Willie Brown touched on Bridges' universalist viewpoint when he recalled how Bridges led the way to integrate the once- lily-white maritime unions. But there was more history beneath the facts: The shipowners in 1934 when the maritime workers asked for a decent day's wage and working conditions looked to blacks, who they previously would not deign to hire, as strike breakers.

Bridges, with the wisdom of the radical, went to the black churches in the Western Addition and the Bayview and prayed with the congregations not to join the ranks of the strike breakers. He promised them that if the strike were successful blacks would be welcomed as full brothers in the ILWU and in waterfront jobs.

They heard his plea, and Bridges kept his promise.

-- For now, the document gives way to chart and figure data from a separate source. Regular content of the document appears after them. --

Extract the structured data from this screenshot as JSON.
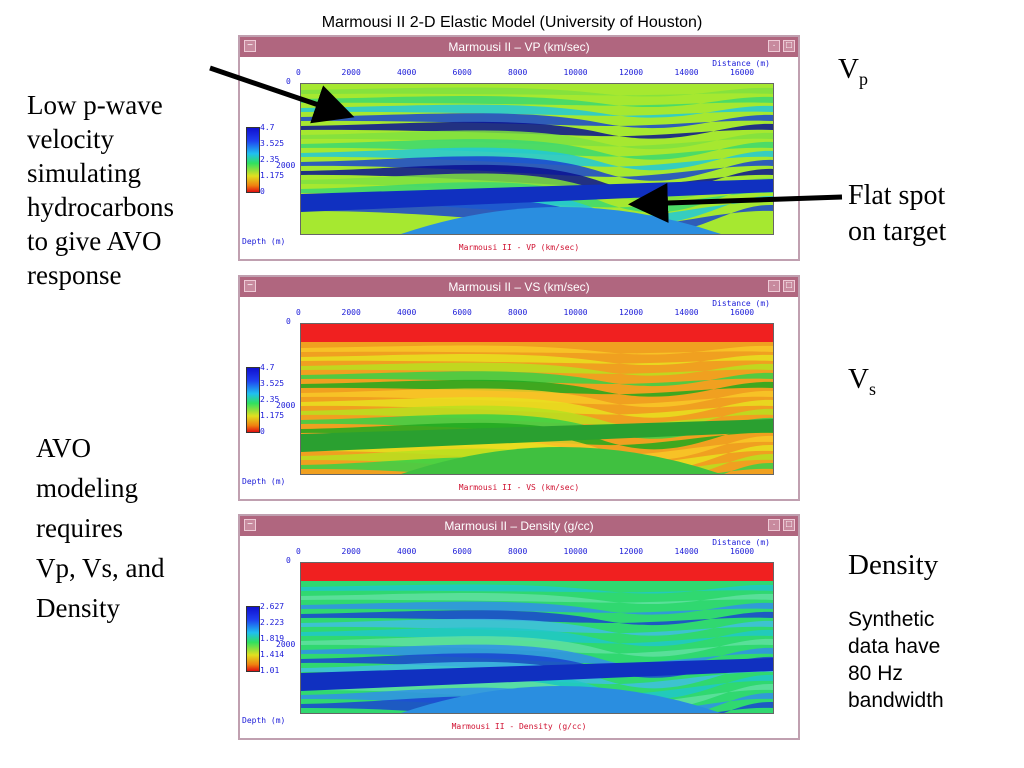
{
  "slide": {
    "title": "Marmousi II 2-D Elastic Model (University of Houston)",
    "left_note_1": [
      "Low p-wave",
      "velocity",
      "simulating",
      "hydrocarbons",
      "to give AVO",
      "response"
    ],
    "left_note_2": [
      "AVO",
      "modeling",
      "requires",
      "Vp, Vs, and",
      "Density"
    ],
    "right_vp": {
      "main": "V",
      "sub": "p"
    },
    "right_flat": [
      "Flat spot",
      "on target"
    ],
    "right_vs": {
      "main": "V",
      "sub": "s"
    },
    "right_density": "Density",
    "right_synthetic": [
      "Synthetic",
      "data have",
      "80 Hz",
      "bandwidth"
    ]
  },
  "windows": [
    {
      "title": "Marmousi II – VP (km/sec)",
      "footer": "Marmousi II - VP (km/sec)",
      "colorbar_ticks": [
        "4.7",
        "3.525",
        "2.35",
        "1.175",
        "0"
      ]
    },
    {
      "title": "Marmousi II – VS (km/sec)",
      "footer": "Marmousi II - VS (km/sec)",
      "colorbar_ticks": [
        "4.7",
        "3.525",
        "2.35",
        "1.175",
        "0"
      ]
    },
    {
      "title": "Marmousi II – Density (g/cc)",
      "footer": "Marmousi II - Density (g/cc)",
      "colorbar_ticks": [
        "2.627",
        "2.223",
        "1.819",
        "1.414",
        "1.01"
      ]
    }
  ],
  "axis": {
    "x_ticks": [
      "0",
      "2000",
      "4000",
      "6000",
      "8000",
      "10000",
      "12000",
      "14000",
      "16000"
    ],
    "x_label": "Distance (m)",
    "y_label": "Depth (m)",
    "y_ticks": [
      "0",
      "2000"
    ]
  },
  "window_buttons": {
    "menu": "−",
    "minimize": "·",
    "maximize": "□"
  },
  "colors": {
    "titlebar": "#b0667f",
    "axis_text": "#1a1ad8",
    "footer_text": "#d01030"
  }
}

The ILWU of Harry Bridges was not even arguably the most progressive labor and social institution in the United States during the Cold War years.

He was Red-baited to hell's outer regions for his now liberal efforts. U.S. Supreme Court Justice Frank Murphy described the relentless efforts of shipowners and McCarthyism opinion mongers to deport Australian-born Bridges as "Un-American" as "a monument of man's intolerance to man."

This historical box score was evened a bit Saturday with the return of the white-caps marching on the Embarcadero -- without stepping in their own blood and with cops on bicycles protecting them from traffic instead of beating them on the head.